Drug, booze use up among students -- school district may step in
SEATTLE -- Seattle Public Schools will soon release a survey showing the health of the student population. It’s anonymous, and looks at wide-ranging issues like nutrition, violence, depression and substance abuse.
The survey will be officially released on May 21.
But there is already concern around the Ballard area. The study finds that students at Ballard High School and Whitman Middle school are using a lot more drugs and alcohol on average than kids at other schools around the state.
“I’m not really surprised, because I know we’re kind of considered the party kids,” said Boone, a sophomore at Ballard High. “I know that’s a popular belief among other schools.”
And that’s a big concern for parents. Sylvia Schweinberger said many are already talking with their kids.
“I just don’t want them to feel like they have to go along with a group,” said Schweinberger. “I want them to feel strong enough to do what they think is right and be safe.”
It doesn’t help that there is apparent temptation right around the corner.

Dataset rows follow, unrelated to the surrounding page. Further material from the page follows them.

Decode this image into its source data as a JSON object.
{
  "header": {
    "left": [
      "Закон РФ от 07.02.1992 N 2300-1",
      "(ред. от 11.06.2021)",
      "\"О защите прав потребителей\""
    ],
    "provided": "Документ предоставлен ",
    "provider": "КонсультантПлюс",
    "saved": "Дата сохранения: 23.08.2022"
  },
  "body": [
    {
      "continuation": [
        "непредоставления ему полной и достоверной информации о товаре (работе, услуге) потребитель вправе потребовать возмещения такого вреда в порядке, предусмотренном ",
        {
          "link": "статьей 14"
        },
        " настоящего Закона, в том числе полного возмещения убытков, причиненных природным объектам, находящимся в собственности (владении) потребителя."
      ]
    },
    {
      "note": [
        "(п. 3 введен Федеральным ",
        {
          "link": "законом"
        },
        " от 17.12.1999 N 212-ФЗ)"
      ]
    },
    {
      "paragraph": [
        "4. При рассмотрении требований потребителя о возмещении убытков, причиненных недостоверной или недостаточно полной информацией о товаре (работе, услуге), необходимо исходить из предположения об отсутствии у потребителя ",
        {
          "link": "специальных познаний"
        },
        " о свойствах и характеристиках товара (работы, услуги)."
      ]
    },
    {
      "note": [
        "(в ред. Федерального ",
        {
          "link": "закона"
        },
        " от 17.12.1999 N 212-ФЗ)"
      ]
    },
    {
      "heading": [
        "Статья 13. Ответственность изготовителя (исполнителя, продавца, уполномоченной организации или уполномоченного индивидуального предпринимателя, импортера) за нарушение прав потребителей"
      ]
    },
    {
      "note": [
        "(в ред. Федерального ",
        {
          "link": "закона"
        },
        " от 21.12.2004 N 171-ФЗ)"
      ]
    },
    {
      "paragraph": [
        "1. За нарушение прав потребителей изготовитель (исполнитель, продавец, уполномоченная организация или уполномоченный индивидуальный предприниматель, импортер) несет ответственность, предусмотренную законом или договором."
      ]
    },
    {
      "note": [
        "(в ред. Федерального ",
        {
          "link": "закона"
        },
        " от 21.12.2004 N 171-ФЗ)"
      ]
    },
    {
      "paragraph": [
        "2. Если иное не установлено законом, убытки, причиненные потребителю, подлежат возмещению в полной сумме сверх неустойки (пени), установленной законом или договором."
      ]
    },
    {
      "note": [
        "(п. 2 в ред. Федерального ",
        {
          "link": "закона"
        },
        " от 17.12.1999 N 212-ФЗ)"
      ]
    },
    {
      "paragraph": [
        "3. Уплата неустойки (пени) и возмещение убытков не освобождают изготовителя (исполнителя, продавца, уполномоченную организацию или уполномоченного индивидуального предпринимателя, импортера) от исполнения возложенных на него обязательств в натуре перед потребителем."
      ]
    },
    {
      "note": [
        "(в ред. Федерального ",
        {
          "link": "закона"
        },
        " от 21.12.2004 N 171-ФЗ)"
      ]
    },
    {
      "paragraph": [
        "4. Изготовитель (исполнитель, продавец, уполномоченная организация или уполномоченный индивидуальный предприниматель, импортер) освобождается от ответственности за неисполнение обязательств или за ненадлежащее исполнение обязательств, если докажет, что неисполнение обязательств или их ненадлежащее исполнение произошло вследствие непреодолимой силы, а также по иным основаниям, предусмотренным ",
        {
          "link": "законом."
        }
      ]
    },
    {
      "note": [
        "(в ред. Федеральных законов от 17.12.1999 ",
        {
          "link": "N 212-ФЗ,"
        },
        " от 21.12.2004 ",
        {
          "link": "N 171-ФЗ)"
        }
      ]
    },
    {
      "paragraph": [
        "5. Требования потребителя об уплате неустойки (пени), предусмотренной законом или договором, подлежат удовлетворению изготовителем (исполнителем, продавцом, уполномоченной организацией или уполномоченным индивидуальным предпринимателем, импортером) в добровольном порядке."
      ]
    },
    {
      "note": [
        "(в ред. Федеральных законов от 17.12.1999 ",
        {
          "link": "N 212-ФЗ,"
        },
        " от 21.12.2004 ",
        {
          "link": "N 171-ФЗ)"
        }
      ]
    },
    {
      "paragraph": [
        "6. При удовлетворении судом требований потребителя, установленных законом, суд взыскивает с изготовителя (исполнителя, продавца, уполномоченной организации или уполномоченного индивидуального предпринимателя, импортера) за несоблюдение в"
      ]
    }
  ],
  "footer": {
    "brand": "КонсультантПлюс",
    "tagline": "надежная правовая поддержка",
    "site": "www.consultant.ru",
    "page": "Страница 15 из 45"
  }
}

A recent swat raid on a home near Ballard High found drugs and guns. Police said Alejandro Castillo, 50, was selling marijuana and pot brownies out of his home to students after school, some as young as 12.
Castillo is facing felony drug dealing charges, but he may never be prosecuted. What is legally considered marijuana became muddled with the law that made pot legal in Washington.
Lawmakers recently passed emergency legislation to rectify that, but those changes could come too late to charge a man accused of selling to kids as young as 12.
There is expected to be a lot of talk among parents and kids in Ballard once the survey is released, and the school district will likely take action.
Spokesperson Lisa Sharpe said that when health surveys in the past found that students in certain areas of the city were using drugs and alcohol more often, the district has stepped in with counseling and organized parents, and that move has subsequently brought the numbers down.
That’s a strategy that will probably be used in Ballard as well.